Harper went on to recall an incident involving an illegal Kurdish checkpoint set up in Kirkuk shortly after the city was liberated. The local police, still in their infancy, were afraid to challenge the Kurds who had emplaced the checkpoint.

"None of the cops would go there by themselves," Harper said. "Minucci grabbed them and off they went. Some of the cops were scared but not Sgt. Minucci, he walked down the street like he owned it. When the Kurds saw him approaching they took off running. The thing I remember about that whole day was whenever he came to check on me later there was that happy look on his face.
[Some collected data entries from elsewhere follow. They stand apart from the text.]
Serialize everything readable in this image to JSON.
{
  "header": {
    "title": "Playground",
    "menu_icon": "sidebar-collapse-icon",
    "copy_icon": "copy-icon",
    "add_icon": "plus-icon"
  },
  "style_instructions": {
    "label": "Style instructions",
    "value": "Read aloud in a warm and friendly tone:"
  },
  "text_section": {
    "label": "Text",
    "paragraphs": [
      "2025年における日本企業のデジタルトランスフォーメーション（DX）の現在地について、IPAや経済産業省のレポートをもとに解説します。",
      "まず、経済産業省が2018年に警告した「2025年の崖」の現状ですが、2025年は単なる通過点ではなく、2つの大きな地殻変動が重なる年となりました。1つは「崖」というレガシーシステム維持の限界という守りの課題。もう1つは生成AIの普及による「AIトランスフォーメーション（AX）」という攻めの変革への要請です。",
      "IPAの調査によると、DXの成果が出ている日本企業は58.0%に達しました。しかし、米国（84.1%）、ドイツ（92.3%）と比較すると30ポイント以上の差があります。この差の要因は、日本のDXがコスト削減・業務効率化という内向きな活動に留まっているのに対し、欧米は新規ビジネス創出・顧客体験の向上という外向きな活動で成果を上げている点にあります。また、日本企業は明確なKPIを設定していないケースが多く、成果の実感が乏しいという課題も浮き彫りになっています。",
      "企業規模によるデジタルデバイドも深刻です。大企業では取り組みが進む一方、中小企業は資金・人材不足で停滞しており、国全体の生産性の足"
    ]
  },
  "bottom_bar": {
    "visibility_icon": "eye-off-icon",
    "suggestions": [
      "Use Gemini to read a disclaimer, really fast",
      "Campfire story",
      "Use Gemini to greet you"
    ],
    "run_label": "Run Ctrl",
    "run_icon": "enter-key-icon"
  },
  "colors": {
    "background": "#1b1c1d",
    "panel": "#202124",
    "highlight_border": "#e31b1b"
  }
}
Never one of fear, even with all the gunfire and explosions going on around us in the city."

Even when he was able to leave Iraq, Minucci didn't want to.

"When he was going to the Primary Leadership Development Course he wasn't happy, even though he was going to be out of Iraq for a month," Harper said. "He wanted to stay with his team. No leader ever wants to give up his paratroopers, especially Sgt. Minucci.

"He was a paratrooper. Joe, if you can hear me now, just shut up and get in line. And oh yeah, try not to ignore Saint Peter too much," Harper finished.

"I hope I can keep my composure," said a choked up Spc. Carson Petry. "I want to introduce you to Jacob Fletcher. Jay to his friends back home, and Fletch to his brothers here today. Fletch was my roommate, my best friend, and like a brother to me. He loved freedom, motorcycles, and he had a talent for playing the drums."

"Fletch had a heart of gold; he would do anything in the world for you," Petry continued. "He was a lifelong friend and you don't find many of those. He experienced more in his 29 years then most do in a lifetime. In fact he had 'pain and suffering' tattooed on his arm. It was written backwards so when he looked in a mirror he would be reminded of that reality in life."

"If you want to take anything away from today," Petry said to the crowd. "Think of one person - one person you love, one person you depend on. Now imagine this is the last day that you will ever see that person again. What would you tell that person today? Whatever it is, make sure you tell them - today."